Purpose: Reduce spatial dimensions and provide translation invariance

Max Pooling:

Selects maximum value in each window
Provides strong invariance to small translations
Retains the most "activated" feature
Gradient flows only to max position

Average Pooling:

Computes mean of each window
Smoother downsampling
Gradient distributed equally
Often used in final layers (Global Average Pooling)

Best Practices:

Use 2×2 pooling with stride 2 (standard)
Max pooling for early layers (feature detection)
Average pooling for later layers (feature aggregation)

Activation Functions

ReLU (Rectified Linear Unit)

f(x) = max(0, x)

Advantages:

✅ Computationally efficient
✅ Helps with vanishing gradient
✅ Sparse activation (biological plausibility)

Disadvantages:

❌ "Dying ReLU" problem (neurons can stop learning)
❌ Not zero-centered

When to use: Default choice for hidden layers

Leaky ReLU

f(x) = x if x > 0 else α*x  (α ≈ 0.01)

Advantages:

✅ Solves dying ReLU problem
✅ Small negative slope allows gradient flow

When to use: When experiencing dying ReLU issues

GELU (Gaussian Error Linear Unit)

f(x) ≈ 0.5 * x * (1 + tanh(√(2/π) * (x + 0.044715 * x³)))

Advantages:

✅ Smooth, non-monotonic
✅ Used in transformers (BERT, GPT)
✅ Better performance on some tasks

When to use: Modern architectures, NLP tasks

Softmax

f(xᵢ) = exp(xᵢ) / Σⱼ exp(xⱼ)

Advantages:

✅ Outputs valid probability distribution
✅ Differentiable

When to use: Final layer for multi-class classification

Loss Functions

Cross-Entropy Loss

Formula:

L = -Σᵢ yᵢ * log(ŷᵢ)

Intuition: Measures the "surprise" of predictions given true labels

When prediction is correct and confident: low loss
When prediction is wrong or uncertain: high loss

Why with Softmax?
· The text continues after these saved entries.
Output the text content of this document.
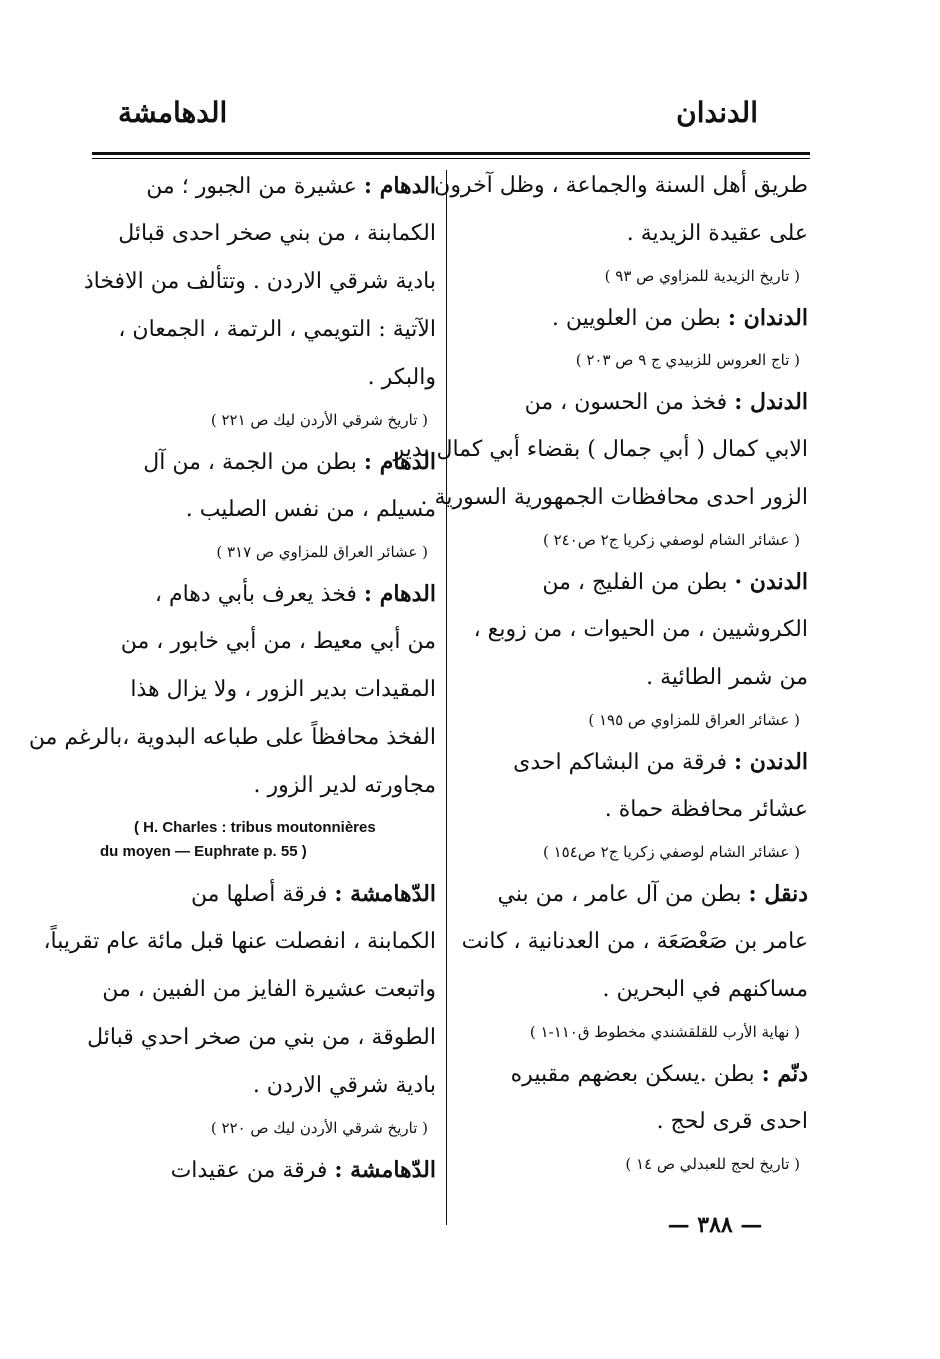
الدندان
الدهامشة
طريق أهل السنة والجماعة ، وظل آخرون
على عقيدة الزيدية .
( تاريخ الزيدية للمزاوي ص ٩٣ )
الدندان : بطن من العلويين .
( تاج العروس للزبيدي ج ٩ ص ٢٠٣ )
الدندل : فخذ من الحسون ، من
الابي كمال ( أبي جمال ) بقضاء أبي كمال بدير
الزور احدى محافظات الجمهورية السورية .
( عشائر الشام لوصفي زكريا ج٢ ص٢٤٠ )
الدندن · بطن من الفليج ، من
الكروشيين ، من الحيوات ، من زوبع ،
من شمر الطائية .
( عشائر العراق للمزاوي ص ١٩٥ )
الدندن : فرقة من البشاكم احدى
عشائر محافظة حماة .
( عشائر الشام لوصفي زكريا ج٢ ص١٥٤ )
دنقل : بطن من آل عامر ، من بني
عامر بن صَعْصَعَة ، من العدنانية ، كانت
مساكنهم في البحرين .
( نهاية الأرب للقلقشندي مخطوط ق١١٠-١ )
دنّم : بطن .يسكن بعضهم مقبيره
احدى قرى لحج .
( تاريخ لحج للعبدلي ص ١٤ )
الدهام : عشيرة من الجبور ؛ من
الكمابنة ، من بني صخر احدى قبائل
بادية شرقي الاردن . وتتألف من الافخاذ
الآتية : التويمي ، الرتمة ، الجمعان ،
والبكر .
( تاريخ شرقي الأردن ليك ص ٢٢١ )
الدهام : بطن من الجمة ، من آل
مسيلم ، من نفس الصليب .
( عشائر العراق للمزاوي ص ٣١٧ )
الدهام : فخذ يعرف بأبي دهام ،
من أبي معيط ، من أبي خابور ، من
المقيدات بدير الزور ، ولا يزال هذا
الفخذ محافظاً على طباعه البدوية ،بالرغم من
مجاورته لدير الزور .
( H. Charles : tribus moutonnières
du moyen — Euphrate p. 55 )
الدّهامشة : فرقة أصلها من
الكمابنة ، انفصلت عنها قبل مائة عام تقريباً،
واتبعت عشيرة الفايز من الفبين ، من
الطوقة ، من بني من صخر احدي قبائل
بادية شرقي الاردن .
( تاريخ شرقي الأردن ليك ص ٢٢٠ )
الدّهامشة : فرقة من عقيدات
— ٣٨٨ —
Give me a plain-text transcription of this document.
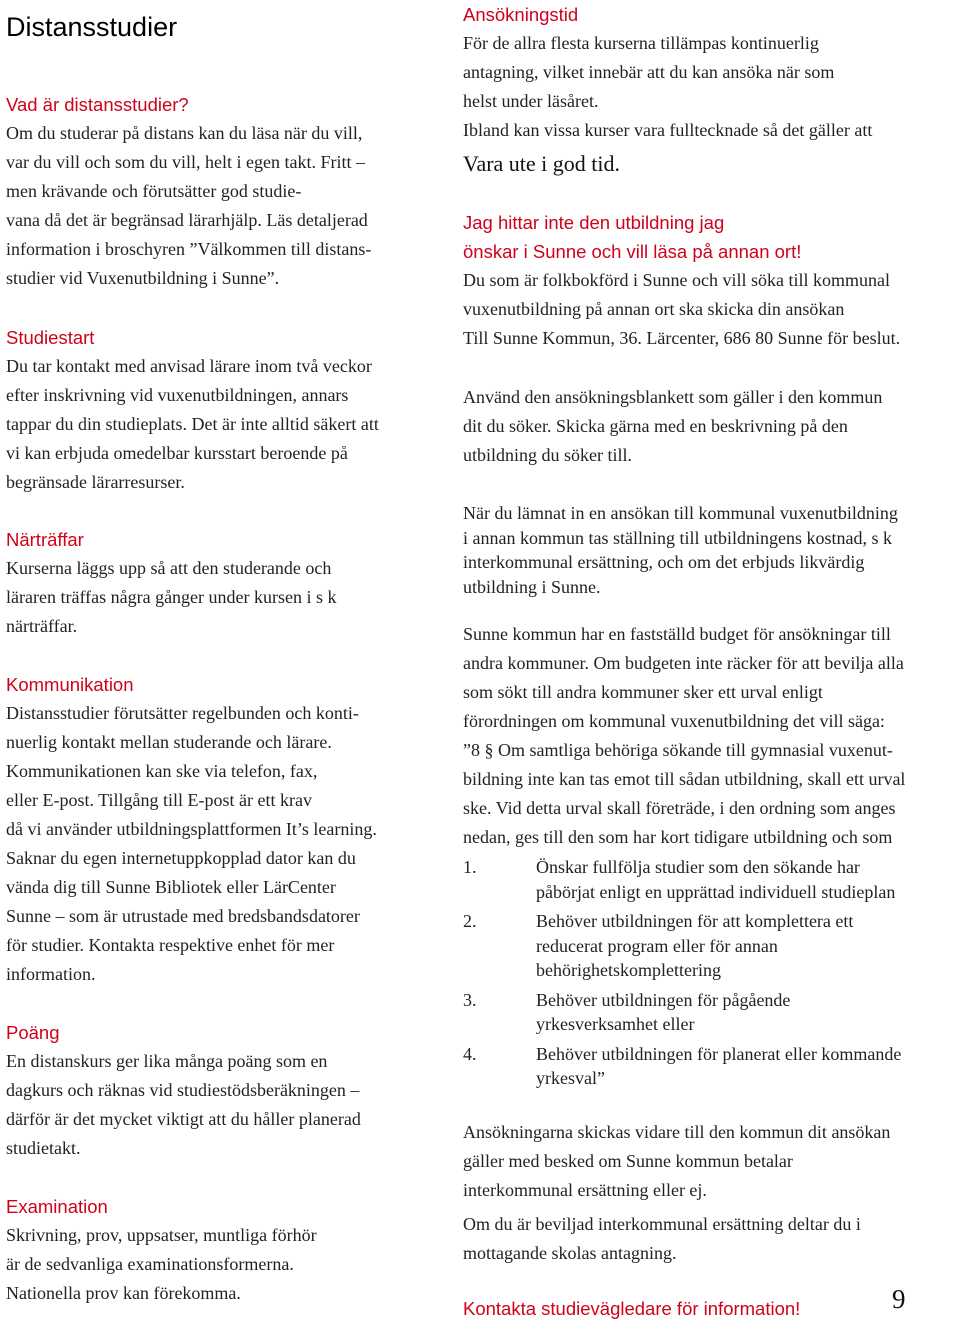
Distansstudier

Vad är distansstudier?

Om du studerar på distans kan du läsa när du vill,

var du vill och som du vill, helt i egen takt. Fritt –

men krävande och förutsätter god studie-

vana då det är begränsad lärarhjälp. Läs detaljerad

information i broschyren ”Välkommen till distans-

studier vid Vuxenutbildning i Sunne”.

Studiestart

Du tar kontakt med anvisad lärare inom två veckor

efter inskrivning vid vuxenutbildningen, annars

tappar du din studieplats. Det är inte alltid säkert att

vi kan erbjuda omedelbar kursstart beroende på

begränsade lärarresurser.

Närträffar

Kurserna läggs upp så att den studerande och

läraren träffas några gånger under kursen i s k

närträffar.

Kommunikation

Distansstudier förutsätter regelbunden och konti-

nuerlig kontakt mellan studerande och lärare.

Kommunikationen kan ske via telefon, fax,

eller E-post. Tillgång till E-post är ett krav

då vi använder utbildningsplattformen It’s learning.

Saknar du egen internetuppkopplad dator kan du

vända dig till Sunne Bibliotek eller LärCenter

Sunne – som är utrustade med bredsbandsdatorer

för studier. Kontakta respektive enhet för mer

information.

Poäng

En distanskurs ger lika många poäng som en

dagkurs och räknas vid studiestödsberäkningen –

därför är det mycket viktigt att du håller planerad

studietakt.

Examination

Skrivning, prov, uppsatser, muntliga förhör

är de sedvanliga examinationsformerna.

Nationella prov kan förekomma.

Ansökningstid

För de allra flesta kurserna tillämpas kontinuerlig

antagning, vilket innebär att du kan ansöka när som

helst under läsåret.

Ibland kan vissa kurser vara fulltecknade så det gäller att

Vara ute i god tid.

Jag hittar inte den utbildning jag

önskar i Sunne och vill läsa på annan ort!

Du som är folkbokförd i Sunne och vill söka till kommunal

vuxenutbildning på annan ort ska skicka din ansökan

Till Sunne Kommun, 36. Lärcenter, 686 80 Sunne för beslut.

Använd den ansökningsblankett som gäller i den kommun

dit du söker. Skicka gärna med en beskrivning på den

utbildning du söker till.

När du lämnat in en ansökan till kommunal vuxenutbildning

i annan kommun tas ställning till utbildningens kostnad, s k

interkommunal ersättning, och om det erbjuds likvärdig

utbildning i Sunne.

Sunne kommun har en fastställd budget för ansökningar till

andra kommuner. Om budgeten inte räcker för att bevilja alla

som sökt till andra kommuner sker ett urval enligt

förordningen om kommunal vuxenutbildning det vill säga:

”8 § Om samtliga behöriga sökande till gymnasial vuxenut-

bildning inte kan tas emot till sådan utbildning, skall ett urval

ske. Vid detta urval skall företräde, i den ordning som anges

nedan, ges till den som har kort tidigare utbildning och som

1.	Önskar fullfölja studier som den sökande har

påbörjat enligt en upprättad individuell studieplan

2.	Behöver utbildningen för att komplettera ett

reducerat program eller för annan

behörighetskomplettering

3.	Behöver utbildningen för pågående

yrkesverksamhet eller

4.	Behöver utbildningen för planerat eller kommande

yrkesval”

Ansökningarna skickas vidare till den kommun dit ansökan

gäller med besked om Sunne kommun betalar

interkommunal ersättning eller ej.

Om du är beviljad interkommunal ersättning deltar du i

mottagande skolas antagning.

Kontakta studievägledare för information!	9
The gradient ∂L/∂z = ŷ - y is remarkably simple, leading to stable training

Focal Loss

Formula:

FL(pₜ) = -αₜ * (1 - pₜ)^γ * log(pₜ)

Purpose: Address class imbalance by focusing on hard examples

When to use:

Severe class imbalance (e.g., 1:1000)
Object detection
Hard example mining

Optimizers

SGD (Stochastic Gradient Descent)

θ = θ - η * ∇L(θ)

With Momentum:

v = β * v + ∇L(θ)
θ = θ - η * v

Hyperparameters:

Learning rate η: 0.01 - 0.1 (common range)
Momentum β: 0.9 (standard)

When to use: Simple problems, well-understood learning rate

Adam (Adaptive Moment Estimation)

m = β₁ * m + (1 - β₁) * ∇L(θ)        # First moment
v = β₂ * v + (1 - β₂) * (∇L(θ))²    # Second moment
θ = θ - η * m̂ / (√v̂ + ε)

Hyperparameters (standard values):

Learning rate η: 0.001
β₁: 0.9
β₂: 0.999
ε: 1e-8

Advantages:

✅ Adapts learning rate per parameter
✅ Works well with little tuning
✅ Efficient on sparse gradients

When to use: Default optimizer for most problems

RMSprop

v = β * v + (1 - β) * (∇L(θ))²
θ = θ - η * ∇L(θ) / (√v + ε)

When to use: Recurrent networks, online learning

Learning Rate Schedules

Step Decay:

LR = LR₀ * 0.5^(epoch // 10)

Reduce LR by half every 10 epochs

Cosine Annealing:

LR = min_lr + (max_lr - min_lr) * (1 + cos(π * epoch / total)) / 2

Smooth decrease following cosine curve

When to use:

Step decay: Simple baseline
Cosine: Better final performance
Warmup + decay: Complex/large models

🎓 Training a CNN

Complete Training Pipeline

# 1. DATA PREPARATION
from data_utils import load_mnist_like, normalize, train_val_split

# Load data
X_train, y_train, X_test, y_test = load_mnist_like(num_samples=5000)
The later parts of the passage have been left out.